Increasingly, the aggregation of data occurs in a cycle wherein datasets can be almost continuously refreshed from the on-line systems that create them. Models are then easily refined. A cohort’s behavior does not just regress towards the mean—the average for that cohort—as data are collected over time, it is actually assisted in doing so.
The actions taken towards those in that cohort will reflect the average because that is the most efficient approach (i.e., has the highest probability of success).

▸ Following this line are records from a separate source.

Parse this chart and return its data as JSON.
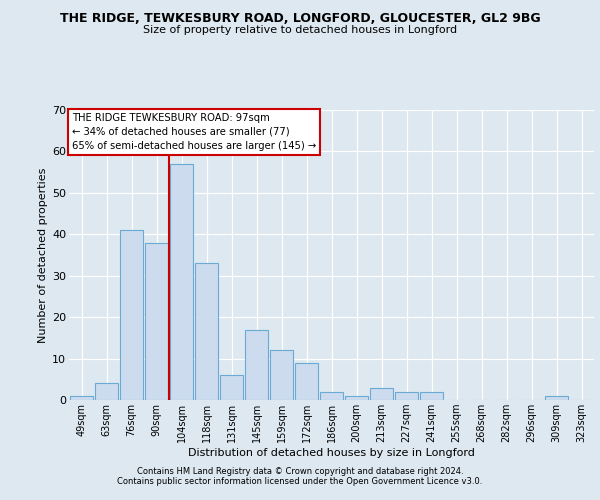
{
  "title": "THE RIDGE, TEWKESBURY ROAD, LONGFORD, GLOUCESTER, GL2 9BG",
  "subtitle": "Size of property relative to detached houses in Longford",
  "xlabel": "Distribution of detached houses by size in Longford",
  "ylabel": "Number of detached properties",
  "bar_labels": [
    "49sqm",
    "63sqm",
    "76sqm",
    "90sqm",
    "104sqm",
    "118sqm",
    "131sqm",
    "145sqm",
    "159sqm",
    "172sqm",
    "186sqm",
    "200sqm",
    "213sqm",
    "227sqm",
    "241sqm",
    "255sqm",
    "268sqm",
    "282sqm",
    "296sqm",
    "309sqm",
    "323sqm"
  ],
  "bar_values": [
    1,
    4,
    41,
    38,
    57,
    33,
    6,
    17,
    12,
    9,
    2,
    1,
    3,
    2,
    2,
    0,
    0,
    0,
    0,
    1,
    0
  ],
  "bar_color": "#ccdcee",
  "bar_edge_color": "#6aaad4",
  "background_color": "#dde8f0",
  "grid_color": "#ffffff",
  "red_line_x": 3.5,
  "ylim": [
    0,
    70
  ],
  "yticks": [
    0,
    10,
    20,
    30,
    40,
    50,
    60,
    70
  ],
  "annotation_lines": [
    "THE RIDGE TEWKESBURY ROAD: 97sqm",
    "← 34% of detached houses are smaller (77)",
    "65% of semi-detached houses are larger (145) →"
  ],
  "annotation_box_facecolor": "#ffffff",
  "annotation_box_edgecolor": "#cc0000",
  "red_line_color": "#cc0000",
  "footer_lines": [
    "Contains HM Land Registry data © Crown copyright and database right 2024.",
    "Contains public sector information licensed under the Open Government Licence v3.0."
  ]
}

And so the individuals in that cohort will be presented with offers, treatments and opportunities that reflect the average for them and/or in ways that the majority of them will respond to.
If the only offer an individual is ever presented with is the one that the average member of their cohort will choose, then this greatly increases the likelihood that the average response will be chosen and that in turn increases the power of the model to not just regress towards the mean but to help reinforce it.
The monopoly of knowledge created by aggregation is one that groups people together and predicts their behavior based on that grouping. But it is not as passive as it sounds. The predictions are often focused on responses to offers, treatments or other actions. The power of Big Data, aggregated and analyzed, is to not only define how the average member of a group responds to the world, but to define what the world needs to do to solicit a response from the individual.
The greater the number of demographic identifiers in a de-personalized dataset, the more likely it is that someone could find an individual in it. Privacy advocates and security professionals rightly concern themselves with this aspect of protecting data.
There is no question that the risk of suffering financial and reputational harm when your individual data is inappropriately accessed is very real and can be very high.
The HIPAA Privacy Rule referenced above goes so far as to define exactly what 18 characteristics of a health record must be removed to de-identify it.
Even assuming the individual’s privacy risk is all but eliminated in the use of large aggregated datasets, the individual is still impacted by them. That impact is created and measured at the group, or cohort, level.
We do not yet have a way of defining whether or not that creates risks and if so what kind. But aggregation does create narratives and those narratives do tend to “stand in” for certain details of an individual’s life and future.
To put it another way: whether or not you feel like the needle, you cannot help but be part of the haystack.
 This article focuses on the collection and aggregation of data and so the individuals discussed are those that are the subject of those data points.
 There are, of course, other distributions that might be used in a given analysis. The normal distribution is most fitting here because we are talking about common practices in probability applied to large populations.
 This “self-fulfilling prophecy” of statistical modelling refers to responses over which people have choices and not things where they do not such as medical treatments.